A melancolia de esquerda

Um equívoco muito difundido nos últimos dias consistiu em chamar “romantismo político” - seja tal designação indulgente ou traga o público opróbrio – às manifestações de empatia para com a figura de Fidel Castro (e uso aqui a palavra “empatia” com o sentido que ela tem enquanto atitude historiográfica). A ideia de romantismo político designa outra coisa completamente diferente, implica uma outra história e outra genealogia. O romantismo político é uma ideologia estética, com os seus ideais de imaginação criativa, autonomia artística e totalidade poética. E, tal como a teoria romântica da literatura, é uma ideologia que incorpora uma reflexão sobre as suas próprias contradições, ou seja, é ao mesmo tempo ideologia e crítica, disposição emotiva e ironia, efusão sentimental e reflexão; embora, nas suas manifestações extremas, possa mesmo ser um irracionalismo político elevado à categoria de religião. Foi com uma crítica feroz do romantismo político, da sua visão estética do mundo e da sua tendência para a discussão perpétua e para a indecisão, que Carl Schmitt deu entrada na cena intelectual alemã, em 1919. O romantismo político, tal como o analisou Schmitt, é uma categoria trans-histórica e quase nunca prescinde de um outro conceito muito próprio da época romântica: o conceito de nação, essa “comunidade imaginada”, às vezes miticamente sublimada. Importa acrescentar que o romantismo político é muito mais propenso a uma relação com o passado (veja-se o que foi a Grécia para Hölderlin) do que às utopias.

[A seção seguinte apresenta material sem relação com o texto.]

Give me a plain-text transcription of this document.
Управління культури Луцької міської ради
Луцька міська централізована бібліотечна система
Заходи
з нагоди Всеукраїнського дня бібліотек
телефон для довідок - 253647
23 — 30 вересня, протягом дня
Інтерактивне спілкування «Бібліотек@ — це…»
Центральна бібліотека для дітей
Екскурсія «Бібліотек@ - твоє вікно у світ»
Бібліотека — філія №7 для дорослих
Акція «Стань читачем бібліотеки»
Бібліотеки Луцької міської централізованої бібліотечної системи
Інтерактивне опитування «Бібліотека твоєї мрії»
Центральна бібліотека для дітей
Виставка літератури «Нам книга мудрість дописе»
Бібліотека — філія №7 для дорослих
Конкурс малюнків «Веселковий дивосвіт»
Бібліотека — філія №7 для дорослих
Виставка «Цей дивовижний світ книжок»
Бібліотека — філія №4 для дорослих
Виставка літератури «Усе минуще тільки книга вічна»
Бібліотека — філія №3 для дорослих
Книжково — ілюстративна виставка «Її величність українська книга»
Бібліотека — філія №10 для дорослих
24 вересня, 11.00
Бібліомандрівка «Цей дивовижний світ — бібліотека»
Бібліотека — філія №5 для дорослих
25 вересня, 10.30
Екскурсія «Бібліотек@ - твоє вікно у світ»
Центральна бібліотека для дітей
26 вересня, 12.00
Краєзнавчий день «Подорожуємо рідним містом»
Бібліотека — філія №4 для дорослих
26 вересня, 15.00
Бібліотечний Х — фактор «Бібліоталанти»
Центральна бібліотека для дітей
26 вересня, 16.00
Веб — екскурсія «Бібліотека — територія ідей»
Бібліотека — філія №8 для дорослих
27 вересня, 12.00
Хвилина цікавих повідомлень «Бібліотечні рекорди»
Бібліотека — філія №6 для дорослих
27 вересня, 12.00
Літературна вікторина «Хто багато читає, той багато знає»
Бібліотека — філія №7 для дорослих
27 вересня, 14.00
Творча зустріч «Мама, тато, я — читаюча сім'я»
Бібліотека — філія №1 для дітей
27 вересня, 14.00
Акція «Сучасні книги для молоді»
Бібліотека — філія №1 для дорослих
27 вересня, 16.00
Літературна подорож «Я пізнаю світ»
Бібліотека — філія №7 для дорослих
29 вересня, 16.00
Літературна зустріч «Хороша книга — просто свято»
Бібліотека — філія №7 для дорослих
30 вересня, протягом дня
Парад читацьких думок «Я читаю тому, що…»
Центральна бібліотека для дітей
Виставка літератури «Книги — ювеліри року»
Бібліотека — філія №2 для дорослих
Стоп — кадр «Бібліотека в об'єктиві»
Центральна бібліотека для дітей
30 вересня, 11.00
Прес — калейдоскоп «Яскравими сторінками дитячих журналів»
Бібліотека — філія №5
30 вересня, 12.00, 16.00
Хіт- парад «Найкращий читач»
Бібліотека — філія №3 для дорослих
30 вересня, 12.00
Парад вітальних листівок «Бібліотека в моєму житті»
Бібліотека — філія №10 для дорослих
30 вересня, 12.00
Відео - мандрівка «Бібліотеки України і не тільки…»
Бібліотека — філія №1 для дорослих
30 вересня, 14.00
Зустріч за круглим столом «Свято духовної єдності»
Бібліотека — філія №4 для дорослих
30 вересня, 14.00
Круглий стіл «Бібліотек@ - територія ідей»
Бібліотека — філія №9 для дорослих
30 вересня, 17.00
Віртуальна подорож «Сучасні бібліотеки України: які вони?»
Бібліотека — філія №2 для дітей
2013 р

Outra coisa diferente é o culto melancólico, como aquele que Fidel Castro suscita: uma melancolia de esquerda, muito mais barroca do que romântica. A ideia de uma melancolia de esquerda surge de passagem num texto de Walter Benjamin e teve alguns ecos pontuais em Itália e Inglaterra nos anos 90. Foi recentemente desenvolvida num livro do historiador italiano Enzo Traverso, acabado de publicar em França (Mélancolie de gauche, éditions La Découverte). Traverso entende a melancolia de esquerda como uma “tradição escondida”, tão antiga quanto a ideia de esquerda, mas dotada de uma vida discreta e quase subterrânea. Foi o colapso dos regimes socialistas da Europa de Leste que a trouxe à superfície, já que antes tinha sido recalcada ou censurada. A melancolia de esquerda é, como diz Traverso, uma melancolia dos vencidos, uma disposição interior que confere uma enorme força de sedução ao objecto de amor perdido, que por isso mesmo se presta à elegia. Não vou aqui resumir em meia dúzia de linhas o interessante livro de Enzo Traverso. Importa no entanto lembrar que Freud publicou um célebre estudo sobre “Luto e melancolia”, onde esses dois estados psíquicos são analisados: enquanto o luto é um sentimento causado por uma perda real que se supera com o tempo (uma vez feito o “trabalho do luto”), a melancolia é causada por uma perda fantasmática, pela relação com um objecto que nunca teve existência real. A presente circunstância faz-nos ver que a melancolia de esquerda é uma disposição que continua a manifestar-se através de sintomas. Esses sintomas não são necessariamente patológicos, a não ser quando se transformam em alucinação e tristeza permanentes. Na Idade Média, os monges eram atacados por uma forma particular de melancolia, a que chamavam acédia. Sucumbir à acédia era um pecado, decretou a doutrina da Igreja: Deus criou-nos para sermos felizes, não para carregarmos às costas o peso desse planeta lento e sinistro que se chama Saturno. A doutrina política de esquerda também quis afastar a melancolia. Em vão.